To administer an epidural, doctors insert a tiny tube into your lower back, and you’ve got to sit super still for it. (Yep—hard to do when contractions are coming in fast.) So while you may have planned to tough out contractions for as long as possible before calling in backup, if you know you want an epidural, it’s better to start the process before you’re fighting off major, body-shaking waves of pain. The great news? Once it’s in you’ll feel relief fast—usually within 10 to 20 minutes.

It Really Should Nix the Pain

Most women feel numbness from the waist down after an epidural, says ob-gyn Kecia Gaither, MD, Director of Perinatal Services for NYC Health+Hospitals/Lincoln. “They may feel pressure from the uterine contractions, but no pain.” A number of hospitals now offer patients a little remote “top-up” button to press while laboring, which releases small amounts of the anesthesia as needed to keep you comfortable for longer.

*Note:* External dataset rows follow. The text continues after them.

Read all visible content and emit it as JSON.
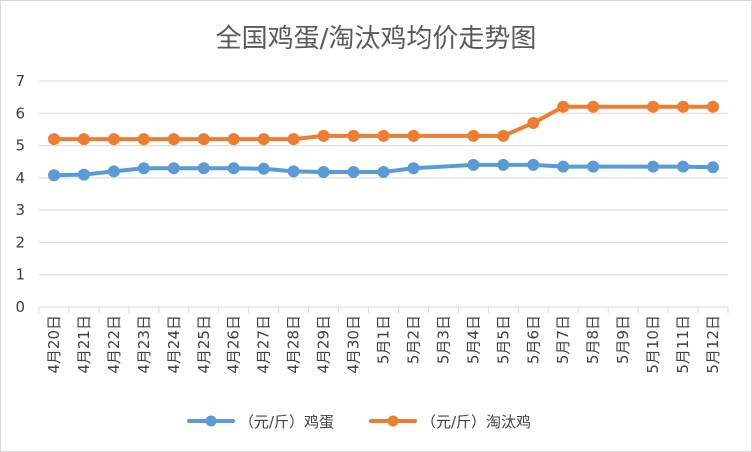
{
  "chart_data": {
    "type": "line",
    "title": "全国鸡蛋/淘汰鸡均价走势图",
    "xlabel": "",
    "ylabel": "",
    "ylim": [
      0,
      7
    ],
    "yticks": [
      0,
      1,
      2,
      3,
      4,
      5,
      6,
      7
    ],
    "grid": true,
    "legend": "bottom",
    "categories": [
      "4月20日",
      "4月21日",
      "4月22日",
      "4月23日",
      "4月24日",
      "4月25日",
      "4月26日",
      "4月27日",
      "4月28日",
      "4月29日",
      "4月30日",
      "5月1日",
      "5月2日",
      "5月3日",
      "5月4日",
      "5月5日",
      "5月6日",
      "5月7日",
      "5月8日",
      "5月9日",
      "5月10日",
      "5月11日",
      "5月12日"
    ],
    "series": [
      {
        "name": "（元/斤）鸡蛋",
        "color": "#5b9bd5",
        "values": [
          4.08,
          4.1,
          4.2,
          4.3,
          4.3,
          4.3,
          4.3,
          4.28,
          4.2,
          4.18,
          4.18,
          4.18,
          4.3,
          null,
          4.4,
          4.4,
          4.4,
          4.35,
          4.35,
          null,
          4.35,
          4.35,
          4.33
        ]
      },
      {
        "name": "（元/斤）淘汰鸡",
        "color": "#ed7d31",
        "values": [
          5.2,
          5.2,
          5.2,
          5.2,
          5.2,
          5.2,
          5.2,
          5.2,
          5.2,
          5.3,
          5.3,
          5.3,
          5.3,
          null,
          5.3,
          5.3,
          5.7,
          6.2,
          6.2,
          null,
          6.2,
          6.2,
          6.2
        ]
      }
    ]
  }
}
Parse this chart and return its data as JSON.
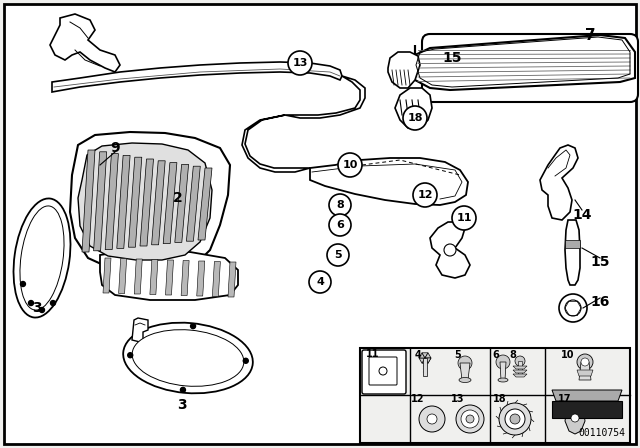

It Could Impact How You Push

You may have heard rumors that getting an epidural can slow down labor, but studies show that actually isn’t true, says Dr. Gaither. One thing the epidural can impact? Your drive to push once you’re fully dilated, since the pain impetus isn’t there, says Dr. Gaither. Don’t sweat if you’re worried about not knowing when to push—your team of doctors and nurses will monitor your contractions on a screen and coach you through pushing at exactly the right time.

Complications Are Pretty Rare

Side effects from an epidural range from mild (nausea, itching, or a drop in blood pressure, which requires treatment) to more serious (infection, spinal headaches, paralysis)—but those scarier complications are exceptionally rare. In fact, the risk of having any complications at all is under 3 percent.

You’ll Probably Need a Catheter to Pee

Since you’re numb from the waist down, going to the bathroom becomes a little less… voluntary. It’s likely the doctor will slide a catheter in after the epidural is working (so you won’t feel a thing) to keep your bladder empty until right before baby comes.

The Meds Reach Baby, But Shouldn’t Affect Him

Because the anesthesia used in an epidural affects the whole body, a tiny amount does reach your baby on the way. Doctors haven’t discovered any long-term effects on the babe, but it’s possible baby could feel slightly drowsy if the epidural is given within a short time prior to delivery, says Dr. Gaither. (It won’t last.)

You Should Be Able to Walk Around Shortly After Delivery

Once the epidural has been removed, most women can get up and move around shortly after, says Dr. Gaither—your legs just might feel a little heavy or wobbly. (Odds are you’ll be too busy cuddling baby to go anywhere far, anyways.)